Ghost Ship fire attorney says ‘mob hysteria’ swayed judge to toss plea deal
OAKLAND >> The attorney for a co-defendant charged with involuntary manslaughter of 36 people who perished in the Ghost Ship warehouse fire urged the court Friday to reinstate the plea deal a judge threw out after succumbing to “mob hysteria.”
Attorney Tony Serra said his client, Derick Almena, shares some of the same “passion, frustration and anger that the unfortunate victims’ “families have
But Superior Court Judge Kevin Murphy denied the motion.
Under the plea deal that prosecutors and defense attorneys had reached but Judge James Cramer rejected in August, Almena would have been sentenced to nine years in prison and co-defendant Max Harris to six years by pleading no contest to manslaughter in connection with the Dec. 2, 2016, Ghost Ship fire. With time served and good behavior, Almena could have gotten out in 3 1/2 years and Harris in two.

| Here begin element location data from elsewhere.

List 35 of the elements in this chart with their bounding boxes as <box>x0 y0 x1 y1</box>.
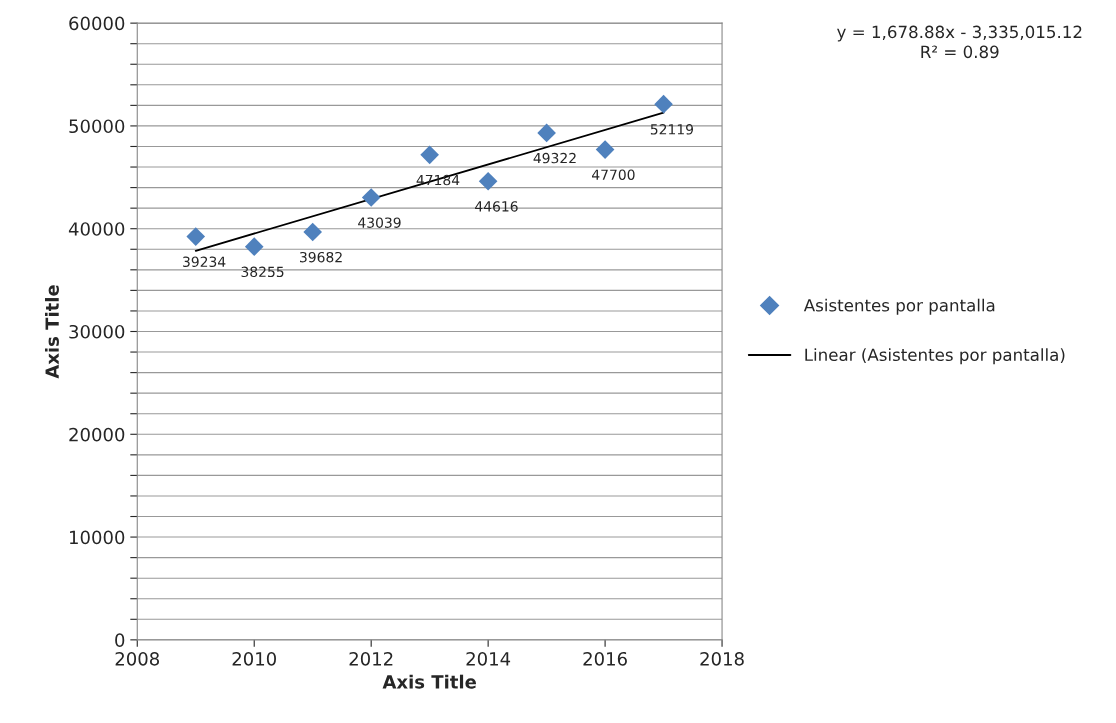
data-label: 47700 <box>592 169 635 180</box>
point <box>361 188 381 207</box>
point <box>654 94 673 114</box>
y-tick-label: 40000 <box>68 222 125 236</box>
point <box>478 171 498 191</box>
data-label: 38255 <box>241 266 284 278</box>
x-tick-label: 2014 <box>466 651 511 666</box>
x-tick-label: 2008 <box>115 651 160 666</box>
y-tick-label: 60000 <box>69 16 125 31</box>
y-tick-label: 50000 <box>69 119 125 134</box>
data-label: 39234 <box>183 256 226 267</box>
data-label: 49322 <box>533 152 576 164</box>
point <box>303 222 323 242</box>
data-label: 43039 <box>358 217 401 228</box>
y-tick-label: 10000 <box>70 530 125 545</box>
x-tick-label: 2018 <box>700 651 744 666</box>
x-tick-label: 2010 <box>232 651 276 666</box>
data-label: 39682 <box>300 251 342 263</box>
point <box>186 227 206 246</box>
point <box>595 140 615 159</box>
x-axis-title: Axis Title <box>382 674 476 689</box>
data-label: 44616 <box>475 201 518 212</box>
point <box>244 237 264 256</box>
y-axis-title: Axis Title <box>44 285 59 379</box>
legend-label: Linear (Asistentes por pantalla) <box>805 348 1065 365</box>
y-tick-label: 0 <box>115 633 125 647</box>
data-label: 52119 <box>650 124 694 135</box>
legend-label: Asistentes por pantalla <box>803 298 995 315</box>
x-tick-label: 2012 <box>349 651 393 666</box>
y-tick-label: 20000 <box>69 427 125 442</box>
x-tick-label: 2016 <box>583 651 627 666</box>
point <box>537 123 556 143</box>
point <box>420 145 439 165</box>
text: y = 1,678.88x - 3,335,015.12 R² = 0.89 <box>837 25 1082 59</box>
y-tick-label: 30000 <box>69 324 125 339</box>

The plea deal had been brokered by Judge Morris Jacobson, but he wasn’t available when it was time to sentence Almena and Harris so the case went before Cramer.
Serra argued Friday that Cramer initially indicated to attorneys on both sides that he would follow the plea deal.
But instead, Serra said, “mob hysteria” and “mob passion” swayed Cramer to backtrack and deny the plea deal following two days of emotional testimony from family members of the deceased victims that left many in the courtroom in tears.
Prosecutor David Lim, in his arguments before the judge, said it was “disrespectful” for Serra to refer to the families of the dead as a “mob.”
“These folks have suffered the most unimaginable loss,” Lim said, adding that in all his years as a prosecutor, the sentencing hearing was “easily the most emotionally draining.”
Serra later apologized, saying he meant no disrespect to the victims’ families.
Some family members and friends of the 36 victims were present during Friday’s court hearing.
Serra also said that had he known the judge was going to change his mind, he would not have allowed his client to go on the stand and say “I’m guilty.” Serra was referring to Almena’s statement during the August sentencing hearing, before the plea deal was rejected.
“I should have died that night,” Almena told the court then. “It would have been an honor to try and save your families’ souls. I’m guilty. I’m guilty for believing we were safe.”
Serra said outside the courtroom that he will make a motion to exclude those statements from the trial itself.
In denying Serra’s motion, Murphy said Friday that Cramer has the authority to make the decision he made.
Harris’ attorney, Curtis Briggs, said outside the courtroom Friday they would have opposed the plea if it was reinstated.
Briggs said Cramer’s rejection of the plea bargain was “the best thing that’s happened” to Harris because they want to go to trial. Since Cramer’s ruling, more facts have come to light, including the culpability of others, Briggs said.
“Now we get a public trial, now we can bring out these facts and bring about change. And I believe we can acquit Max Harris in the process,” Briggs said.
Briggs was referring to an unlicensed electrician, Ben Cannon. Briggs said the building’s owners, the Ng family, knew Cannon didn’t have a license and had been accused of fraud, but used him anyway.
“They were liable for that decision to use that electrician, who is also criminally liable,” he said.
Serra also indicated that his client told him he now wants to go to trial.
Although the case was supposed to be assigned a trial judge Friday, that move was continued to Dec. 3, a day after the two-year anniversary of the deadly fire.